Сказку сказываю не страшную, потому следующую сцену опущу, да и статус богатырский занижать не хочется. Натерпелся он, конечно, но справился. Красота — то несказанная в башне без малого тридцать лет сидела, и заключил её змей перестаркой, лет двадцати, плюс отсутствие воздуха свежего, гиподинамия, неправильное питание, климакс подкрался незаметно.

М-да-а… Крепкий парень Богатырь! Но ловкость былую утратил, тоже не мальчик, едва успел дверь снова запереть, как очухался, а то был бы сейчас женат на Красоте — несказанной. Спустился, Змей ему чарку подает. Знал подлец, чем смертушку свою отвести. А уж как отошел парень, сказал: «Ты бы мне всё одно не поверил, брательник!». Приняли побратимы еще полведра и тронулся наш герой в обратный путь. По дороге домой женился на славной девушке — коса до колен, кровь с молоком. Старенькие его родители рады были почти до смерти (возраст все же), они уже его и не чаяли живым увидеть. Девушка попалась покладистая, без глупостей новомодных, родила им внучка, потом внучку. Дети росли здоровыми, смышлеными, голову им родители книжными премудростями всякими не забивали, потому ни о какой Красоте несказанной и подвигах богатырских знать ничего не знали, ведать не ведали. Учились себе на менеджеров вполне успешно.

А как же Красота несказанная? Много Змей еще самогону выпил, много ни за что ни про что богатырей разбилось, но, знать судьба её такая — век одной вековать. Жива ли, нет ли, не знаю. Может долгожительница, а может просто легенда до сих пор богатырям покоя не дает.

2015 г.

Сказка про пони, которая думала, что она лошадь

Жила-была одна пони. Веселая, смышленая, крепкая, работящая. Был у нее, правда, небольшой недостаток — она думала, что она лошадь. Но кто из нас без недостатков? К тому же, это никому, кроме нее, неудобств не доставляло. Может, у нее комплекс неполноценности был из-за малого роста, может, мама была авторитарная очень, только считала пони себя лошадью и все тут. Еще одна деталька — лошадью свадебной. Шея и голова всегда в лентах, а зад, извиняюсь, в мыле. Раз пони — лошадь, то и работала как лошадь. Гордилась успехами в нелегком лошадином труде, родных и близких им радовала, да обеспечивала.

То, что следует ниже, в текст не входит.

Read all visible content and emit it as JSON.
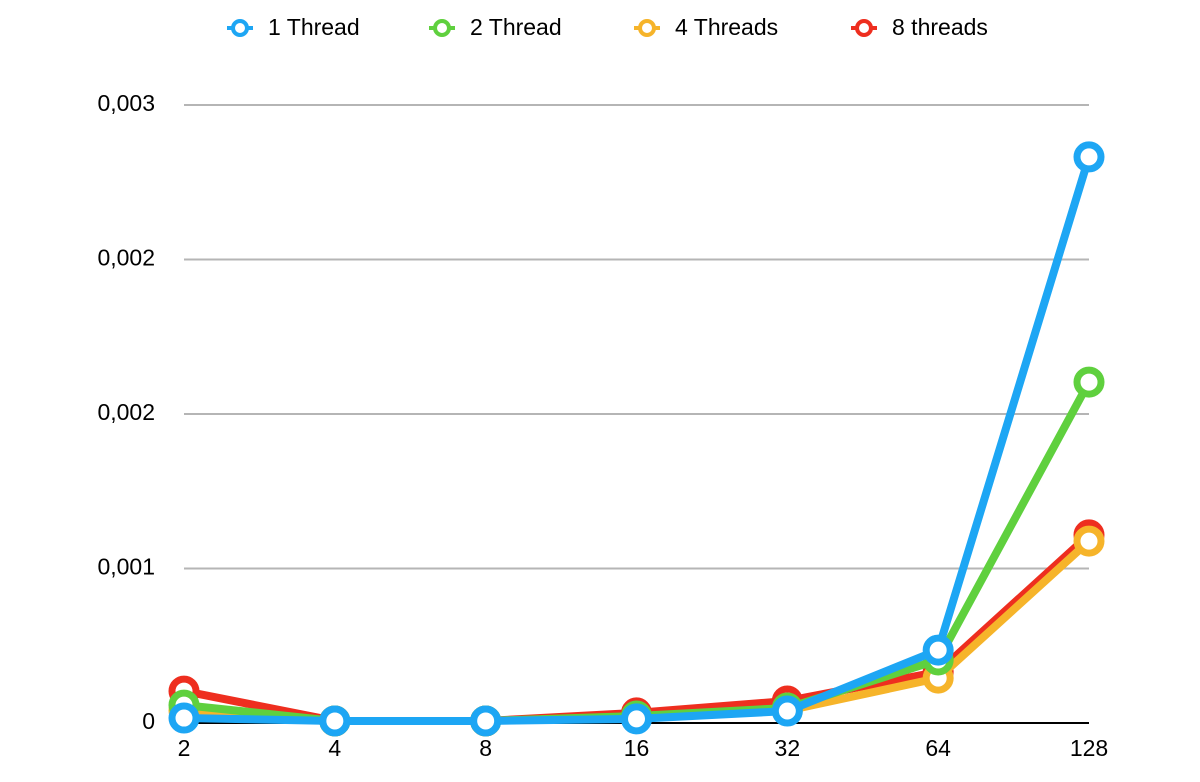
{
  "chart_data": {
    "type": "line",
    "categories": [
      "2",
      "4",
      "8",
      "16",
      "32",
      "64",
      "128"
    ],
    "series": [
      {
        "name": "8 threads",
        "color": "#ee2e1f",
        "values": [
          0.000155,
          1e-05,
          1e-05,
          4.9e-05,
          0.000107,
          0.000248,
          0.000913
        ]
      },
      {
        "name": "4 Threads",
        "color": "#f6b42a",
        "values": [
          6e-05,
          1e-05,
          1e-05,
          3e-05,
          6e-05,
          0.000218,
          0.000883
        ]
      },
      {
        "name": "2 Thread",
        "color": "#5fd03e",
        "values": [
          8.7e-05,
          1e-05,
          1e-05,
          3.4e-05,
          7.3e-05,
          0.000306,
          0.001655
        ]
      },
      {
        "name": "1 Thread",
        "color": "#1da6f4",
        "values": [
          2.4e-05,
          1e-05,
          1e-05,
          2e-05,
          5.8e-05,
          0.000354,
          0.002748
        ]
      }
    ],
    "ylim": [
      0,
      0.003
    ],
    "yticks": [
      0,
      {
        "value": 0.00075,
        "label": "0,001"
      },
      {
        "value": 0.0015,
        "label": "0,002"
      },
      {
        "value": 0.00225,
        "label": "0,002"
      },
      {
        "value": 0.003,
        "label": "0,003"
      }
    ],
    "grid": true,
    "legend": "top"
  }
}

Много ли мало ли времени прошло, только век лошадиный короток, стала пони уставать, лошадиную норму с трудом вырабатывать. И еще — то копыта заноют, то хребет заломит, то хомут шею натрет. Не помогала ей мазь «Лошадиная сила», то ли мазь не очень, то ли именно на лошадей рассчитана, а пони не подходит. Пробовала травки разные на лугу специальные есть, лечебные, но лишь зубы оставшиеся, до корней стерла. Пробовала голоданием лечиться — зубов то все одно нет — хуже стало, полнормы лошадиной сделать не могла, с голодухи ноги подкашивались и в глазах темнело. Ходила к Бабе Яге в избушку, не убоявшись волков, чтобы та заговор какой почитала. Яга пошептала, на день-другой полегчало, даже норму сделала и на конюшню к вечеру жеребенком прискакала, а утром уже не поднялась. Вызвали ветеринара. Он поставил диагноз быстро: старость пони, полный износ понячьего организма, к работе не пригодна, списать. Первым делом, в диагнозе пони возмутили определения «износ пони» и «понячьего», а уже потом «списать». «Это какой такой пони? Может, он анализы перепутал или ему очки сменить надо? Лошадь от пони отличить не в состоянии! Самого его надо списать!» — бушевала пони. Но доктора оставили работать, ему еще три года до пенсии оставалось, а пони списали. На мясо она не годилась, зерна ей не полагалось, да и зубов не было, отправили на свободный выпас — может какой мох мягонький пожует, тем и прокормится, все одно, долго не протянет.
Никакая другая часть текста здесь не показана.